A final rule issued by the U.S. Department of Health and Human Services (HHS) and published in the federal register on Thursday revises the regulations governing the program. The changes, in large part a reversion to the year 2000 rule, remove restrictions on “nondirective options counselling” and referrals for abortion services. They also eliminate requirements mandating the “strict physical and financial separation between abortion-related activities and Title X project activities.”
HHS explains that the Title X program is implemented through competitively awarded grants to state and local public health departments and other non-profit family planning and community health agencies. HHS further states that while Title X prohibits the expenditure of federal funds “in programs where abortion is a method of family planning,” the new rule aims to increase affordable family planning program access.
In addition, the revisions seek to curb the controversy and negative public health impacts that resulted from the 2019 rule change. Allegedly, the 2019 rule’s substantial revisions of longstanding polices and interpretations defining what abortion-related activities were permissible under the program gave rise to concerns that it imposed undue and improper restrictions on grantees.
Courts were split on the ultimate legality of the 2019 rule, but evidence of its adverse public health consequences quickly emerged, HHS claims.

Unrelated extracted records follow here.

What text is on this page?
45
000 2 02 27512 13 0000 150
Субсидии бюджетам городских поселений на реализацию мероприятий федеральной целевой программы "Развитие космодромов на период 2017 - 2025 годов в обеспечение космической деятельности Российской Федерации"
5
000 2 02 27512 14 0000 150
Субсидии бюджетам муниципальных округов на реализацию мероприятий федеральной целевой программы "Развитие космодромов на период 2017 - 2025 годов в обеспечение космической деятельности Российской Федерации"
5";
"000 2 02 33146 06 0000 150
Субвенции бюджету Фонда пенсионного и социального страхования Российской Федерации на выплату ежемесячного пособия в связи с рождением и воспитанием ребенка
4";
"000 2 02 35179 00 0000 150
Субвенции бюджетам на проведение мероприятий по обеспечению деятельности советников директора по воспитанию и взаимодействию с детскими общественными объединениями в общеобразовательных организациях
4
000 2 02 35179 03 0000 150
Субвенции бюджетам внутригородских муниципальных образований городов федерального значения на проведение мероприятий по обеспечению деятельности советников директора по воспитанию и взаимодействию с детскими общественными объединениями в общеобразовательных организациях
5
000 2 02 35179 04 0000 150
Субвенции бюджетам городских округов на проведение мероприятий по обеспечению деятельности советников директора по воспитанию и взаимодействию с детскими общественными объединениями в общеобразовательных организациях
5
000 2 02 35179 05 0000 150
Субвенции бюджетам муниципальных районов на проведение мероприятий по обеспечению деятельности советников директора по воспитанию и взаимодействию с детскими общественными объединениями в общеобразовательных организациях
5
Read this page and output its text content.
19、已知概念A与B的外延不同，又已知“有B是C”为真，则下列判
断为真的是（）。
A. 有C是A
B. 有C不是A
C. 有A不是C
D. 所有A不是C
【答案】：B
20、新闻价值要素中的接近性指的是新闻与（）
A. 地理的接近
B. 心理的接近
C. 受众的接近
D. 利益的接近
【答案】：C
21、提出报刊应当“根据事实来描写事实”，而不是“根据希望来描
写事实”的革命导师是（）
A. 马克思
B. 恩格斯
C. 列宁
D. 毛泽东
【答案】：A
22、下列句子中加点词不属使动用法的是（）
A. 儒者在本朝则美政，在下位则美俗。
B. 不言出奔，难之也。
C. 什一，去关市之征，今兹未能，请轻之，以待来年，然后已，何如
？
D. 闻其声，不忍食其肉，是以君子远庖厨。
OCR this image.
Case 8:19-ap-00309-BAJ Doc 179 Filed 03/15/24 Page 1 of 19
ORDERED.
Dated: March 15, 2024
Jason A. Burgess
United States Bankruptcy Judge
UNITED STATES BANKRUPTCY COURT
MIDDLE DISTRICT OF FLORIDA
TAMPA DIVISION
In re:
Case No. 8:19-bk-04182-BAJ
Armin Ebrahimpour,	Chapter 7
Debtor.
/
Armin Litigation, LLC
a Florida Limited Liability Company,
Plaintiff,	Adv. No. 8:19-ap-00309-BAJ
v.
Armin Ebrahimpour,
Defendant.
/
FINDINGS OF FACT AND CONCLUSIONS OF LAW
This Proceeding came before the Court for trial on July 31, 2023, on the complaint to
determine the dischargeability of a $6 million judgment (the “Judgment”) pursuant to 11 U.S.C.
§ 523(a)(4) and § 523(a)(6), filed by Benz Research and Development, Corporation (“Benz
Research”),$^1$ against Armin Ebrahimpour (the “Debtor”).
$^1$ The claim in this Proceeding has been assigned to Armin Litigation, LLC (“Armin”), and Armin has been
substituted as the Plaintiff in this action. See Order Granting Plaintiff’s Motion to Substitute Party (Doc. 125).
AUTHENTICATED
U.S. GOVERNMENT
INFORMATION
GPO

Allegedly, after the implementation of the rule, 19 of 90 Title X grantees withdrew from the program, including 11 State Departments of Health and independent Family Planning Associations and eight Planned Parenthood organizations.
Comments fielded from those organizations reportedly yielded a common thread, with one emblematically stating that the 2019 rule “‘makes it impossible for us to provide healthcare and information to patients consistent with medical ethics and evidence-based standards of care.’” According to HHS, the fact that so many providers withdrew from the program necessitated reconsideration of the rule.
As such, the 2021 final rule revokes the requirements of the 2019 regulations. It reportedly more freely allows nondirective counselling to pregnant women and sets aside the strict separations between abortion-related activities and Title X project activities. The new rule also revises the 2000 regulations to “increase access to equitable, affordable, client-centered, quality family planning services.”
Prior to its publication, HHS undertook study of over 30 reports involving the Title X program from 1975 to 2021. It also solicited and responded to public comment. The 2021 rule is set to take effect 30 days from its publication in the federal register.